Les cinémas itinérants publient leur bilan d’une année de crise

La santé des itinérants © ANCI

Alors que la date de réouverture des cinémas se fait attendre, les itinérants se font entendre. Le bilan de leur activité en 2020 montre des différences avec l’ensemble de l’exploitation, mais aussi de grandes disparités selon les circuits.

« Plus on attend, plus les situations économiques se dégradent » déplore Anne Lidove, présidente de l’Association nationale des cinémas itinérants (ANCI), dont les adhérents sont actuellement dans le même état que l’ensemble des exploitants. Et c’est en ce printemps, un an après le début du premier confinement, que l’ANCI communique les résultats d’une enquête menée auprès des 109 circuits itinérants de France fin 2020, sur la façon dont ils ont traversé cette période. 

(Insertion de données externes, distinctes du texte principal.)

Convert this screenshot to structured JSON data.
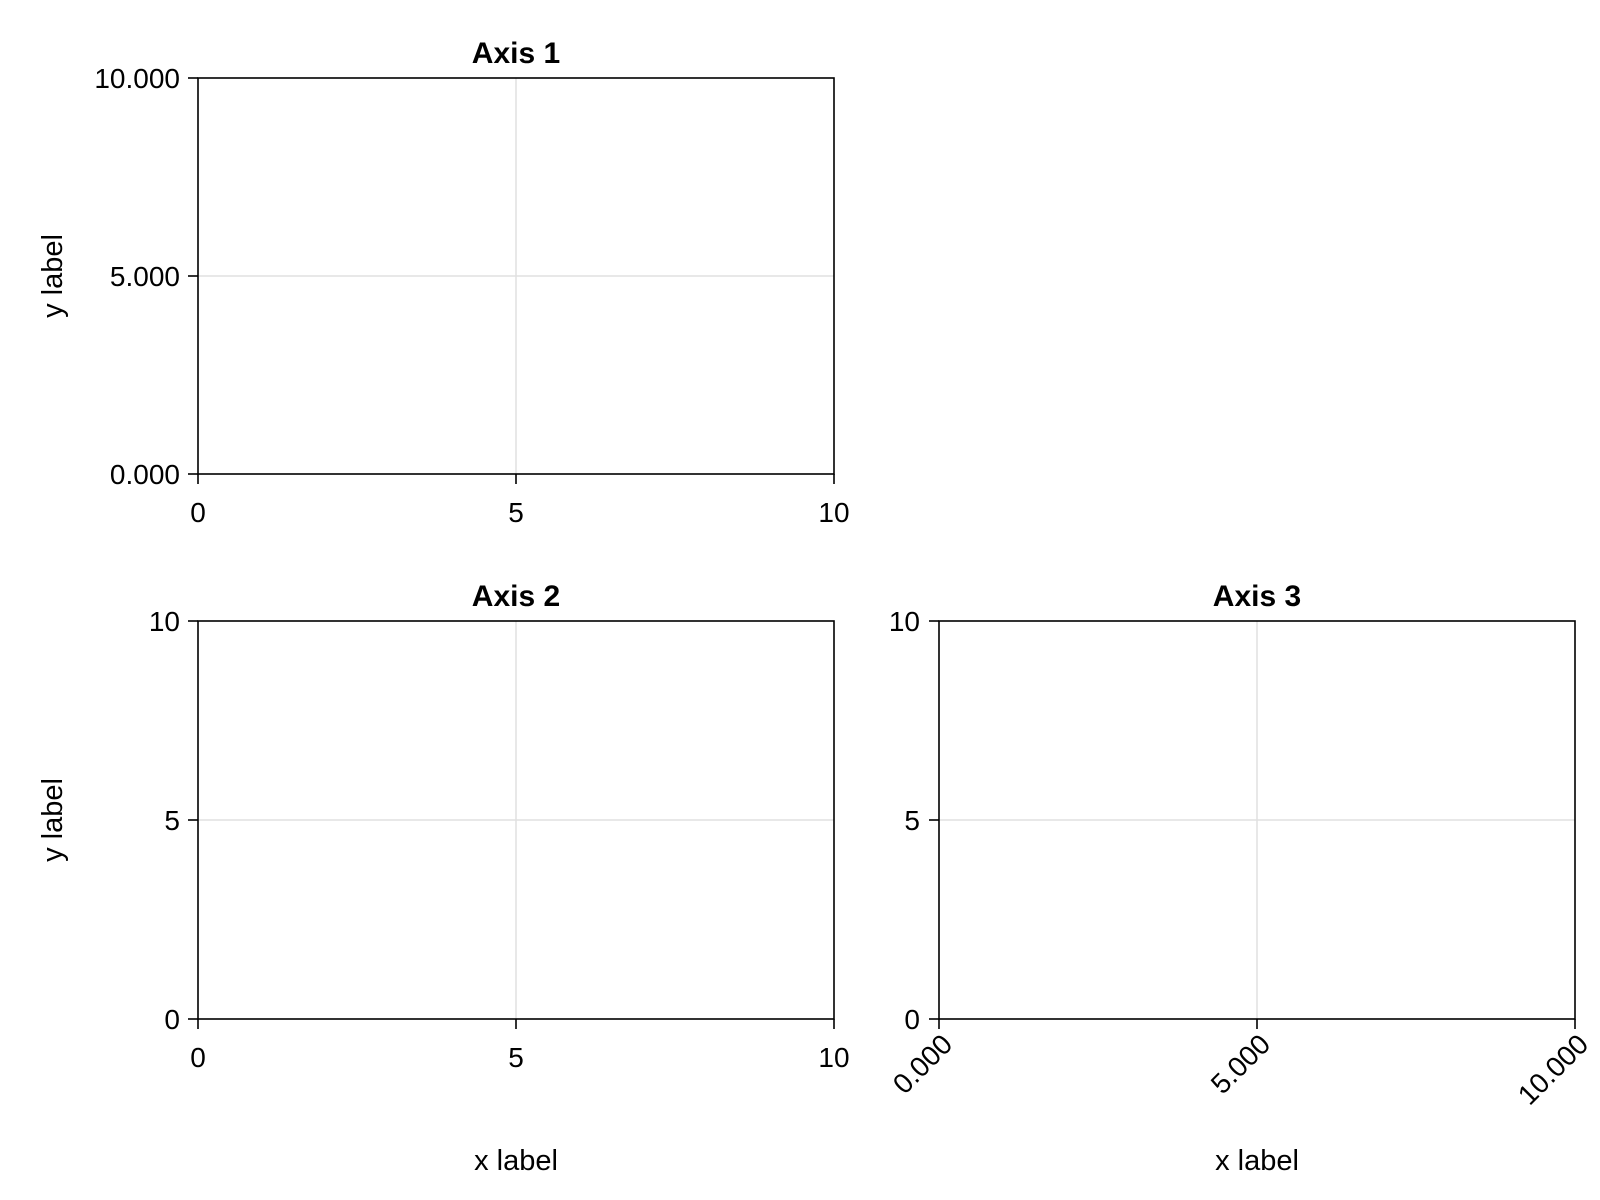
{
  "chart_data": [
    {
      "type": "scatter",
      "title": "Axis 1",
      "xlabel": "",
      "ylabel": "y label",
      "xlim": [
        0,
        10
      ],
      "ylim": [
        0,
        10
      ],
      "xticks": [
        "0",
        "5",
        "10"
      ],
      "yticks": [
        "0.000",
        "5.000",
        "10.000"
      ],
      "grid": true,
      "series": []
    },
    {
      "type": "scatter",
      "title": "Axis 2",
      "xlabel": "x label",
      "ylabel": "y label",
      "xlim": [
        0,
        10
      ],
      "ylim": [
        0,
        10
      ],
      "xticks": [
        "0",
        "5",
        "10"
      ],
      "yticks": [
        "0",
        "5",
        "10"
      ],
      "grid": true,
      "series": []
    },
    {
      "type": "scatter",
      "title": "Axis 3",
      "xlabel": "x label",
      "ylabel": "",
      "xlim": [
        0,
        10
      ],
      "ylim": [
        0,
        10
      ],
      "xticks": [
        "0.000",
        "5.000",
        "10.000"
      ],
      "yticks": [
        "0",
        "5",
        "10"
      ],
      "xtick_rotation": 45,
      "grid": true,
      "series": []
    }
  ]
}
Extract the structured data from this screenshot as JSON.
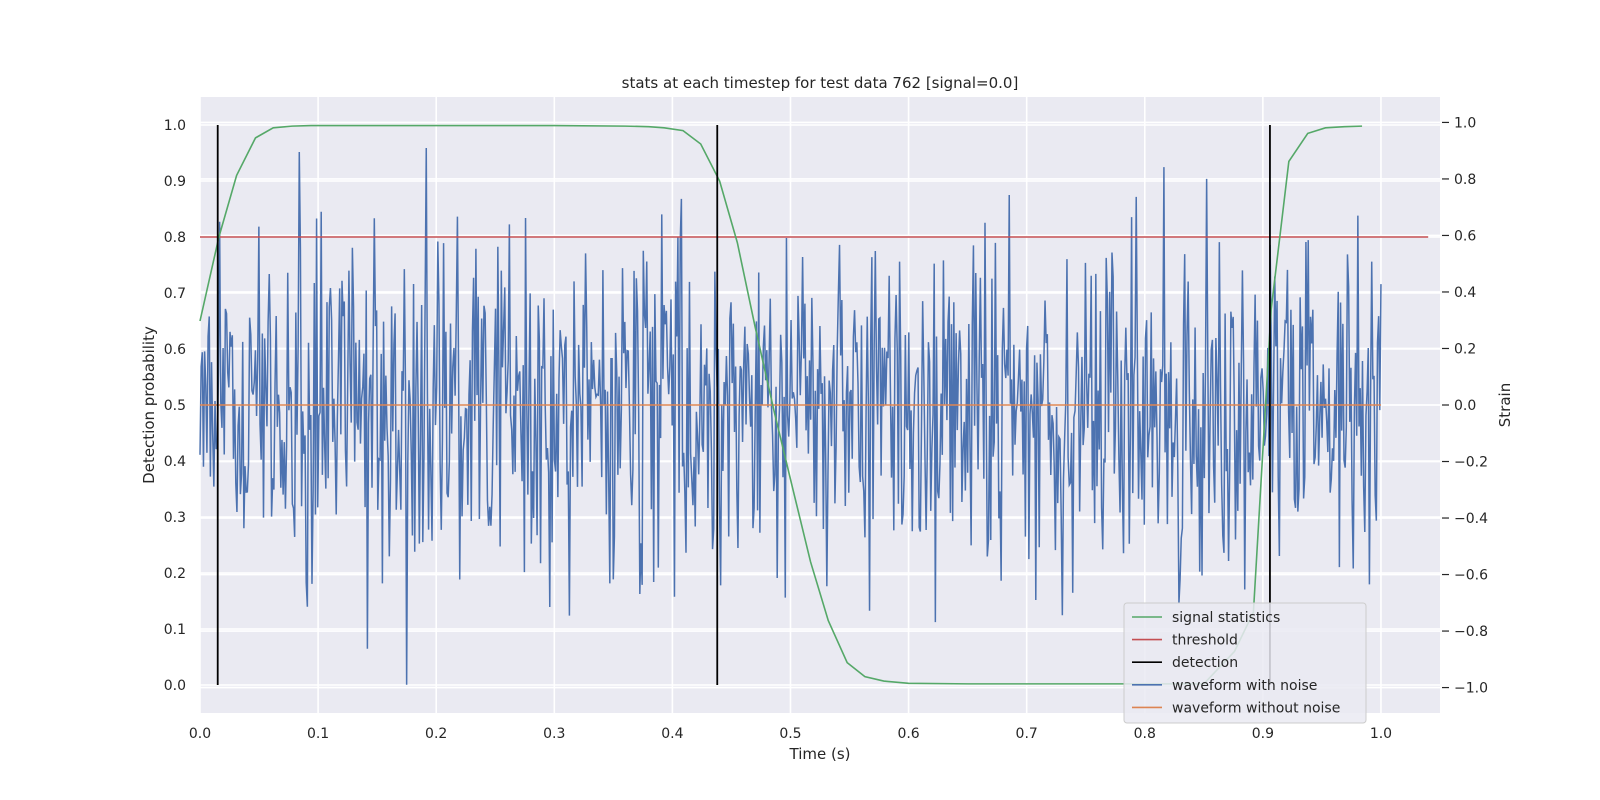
{
  "chart_data": {
    "type": "line",
    "title": "stats at each timestep for test data 762 [signal=0.0]",
    "xlabel": "Time (s)",
    "ylabel": "Detection probability",
    "ylabel_right": "Strain",
    "xlim": [
      0.0,
      1.05
    ],
    "ylim": [
      -0.05,
      1.05
    ],
    "ylim_right": [
      -1.09,
      1.09
    ],
    "xticks": [
      "0.0",
      "0.1",
      "0.2",
      "0.3",
      "0.4",
      "0.5",
      "0.6",
      "0.7",
      "0.8",
      "0.9",
      "1.0"
    ],
    "yticks": [
      "0.0",
      "0.1",
      "0.2",
      "0.3",
      "0.4",
      "0.5",
      "0.6",
      "0.7",
      "0.8",
      "0.9",
      "1.0"
    ],
    "yticks_right": [
      "−1.0",
      "−0.8",
      "−0.6",
      "−0.4",
      "−0.2",
      "0.0",
      "0.2",
      "0.4",
      "0.6",
      "0.8",
      "1.0"
    ],
    "grid": true,
    "legend_position": "lower-right",
    "colors": {
      "signal_statistics": "#55a868",
      "threshold": "#c44e52",
      "detection": "#000000",
      "waveform_with_noise": "#4c72b0",
      "waveform_without_noise": "#dd8452",
      "plot_background": "#eaeaf2",
      "grid": "#ffffff"
    },
    "series": [
      {
        "name": "signal statistics",
        "axis": "left",
        "x": [
          0.0,
          0.016,
          0.031,
          0.047,
          0.062,
          0.078,
          0.094,
          0.125,
          0.2,
          0.3,
          0.36,
          0.38,
          0.393,
          0.409,
          0.424,
          0.44,
          0.455,
          0.47,
          0.486,
          0.502,
          0.517,
          0.532,
          0.548,
          0.563,
          0.579,
          0.6,
          0.65,
          0.75,
          0.85,
          0.876,
          0.892,
          0.907,
          0.922,
          0.938,
          0.953,
          0.969,
          0.984
        ],
        "y": [
          0.65,
          0.8,
          0.91,
          0.977,
          0.995,
          0.998,
          0.999,
          0.999,
          0.999,
          0.999,
          0.998,
          0.997,
          0.995,
          0.99,
          0.966,
          0.9,
          0.79,
          0.64,
          0.49,
          0.35,
          0.22,
          0.115,
          0.04,
          0.015,
          0.007,
          0.003,
          0.002,
          0.002,
          0.002,
          0.06,
          0.13,
          0.67,
          0.935,
          0.985,
          0.995,
          0.997,
          0.998
        ]
      },
      {
        "name": "threshold",
        "axis": "left",
        "x": [
          0.0,
          1.04
        ],
        "y": [
          0.8,
          0.8
        ]
      },
      {
        "name": "detection",
        "axis": "left",
        "type": "vlines",
        "x": [
          0.015,
          0.438,
          0.906
        ],
        "y_range": [
          0.0,
          1.0
        ]
      },
      {
        "name": "waveform with noise",
        "axis": "right",
        "x_range": [
          0.0,
          1.0
        ],
        "n_points": 1024,
        "y_min": -0.99,
        "y_max": 1.0
      },
      {
        "name": "waveform without noise",
        "axis": "right",
        "x": [
          0.0,
          1.0
        ],
        "y": [
          0.0,
          0.0
        ]
      }
    ]
  }
}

En moyenne, la fréquentation des itinérants entre 2019 et 2020 a un peu moins baissé que celle des autres cinémas français : de 62 % contre près de 70 % pour la moyenne nationale. Mais les chiffres sont encore plus contrastés au sein des itinérants, la chute de leurs entrées variant entre – 33 % et -90 %. Et si l’on considère le nombre de séances réalisées en 2020, l’éventail de baisse va de – 24 % à – 94 % par rapport à l’année précédente. Des différences qui peuvent s’expliquer, en partie, par la période estivale, particulièrement dense pour certains circuits alors que d’autres ne tournent généralement pas l’été. Et au moment de la reprise du 22 juin, seulement un tiers des itinérants ont repris l’ensemble de leur tournée.

Très dépendants de leurs partenaires locaux, 82,9 % de ceux qui n’ont pas rouvert en été invoquent une décision municipale. Par ailleurs, leur activité repose beaucoup sur l’engagement de bénévoles, souvent âgés, qui ont préféré se mettre en retrait cette année. Inversement, d’autres collectivités se sont montrées impatientes d’animer leurs villages après le confinement : l’enquête montre que 55 % des cinémas itinérants ont été sollicités par de nouvelles communes qui souhaitaient intégrer leur circuit.
Souvent pour du plein air, mais là aussi il faut souligner l’hétérogénéité des circuits : certains ont fait des dizaines de projections en extérieur cet été, d’autres pas du tout. Pour Anne Lidove qui anime le circuit Ciné Ligue dans les Hauts-de-France,  « c’est l’été qui nous a sauvé ! » et 51 dates de plein air sont déjà prévues pour l’été 2021. Par ailleurs, la présidente de l’ANCI indique que de nombreuses salles fixes sollicitent les opérateurs itinérants pour des projections plein air cet été, avec leur billetterie CNC. 

L’éducation aux images très impactée par la crise

En 2020, l’activité des itinérants en direction du public scolaire a connu une baisse de près de 70 % en moyenne, le nombre de séances scolaires ayant chuté de plus de 60 % pour neuf circuits sur dix, et de 80 % pour près de la moitié. Les ateliers d’éducation à l’image, qui ne concernent qu’un tiers environ des cinémas itinérants, ont aussi subi les effets de la crise et ont baissé en moyenne de 50 %.
Pourtant, ils se poursuivent tant bien que mal en 2021, les itinérants intervenant régulièrement dans les lycées, où les activités en classe sont autorisées. Non pas pour des projections, « notre position étant ferme et solidaire, conforme à notre statut d’exploitants » confirme Anne Lidove, mais pour des animations et des ateliers pratiques de réalisations. 
L’étude de l’ANCI détaille aussi de quelle façon les itinérants ont bénéficié des différentes mesures d’aides, le comportement de leur public selon les régions et les différentes initiatives qu’ils ont mis en place pour maintenir le lien avec les 2000 communes et leur million de spectateurs concernés.
« Les circuits itinérants ont innové et investi, inventé des nouvelles formes de contacts avec leurs partenaires et leurs publics, et l’enjeu de la reprise, pour eux, sera non seulement de retrouver leur public, mais aussi de le renouveler et de le rajeunir.»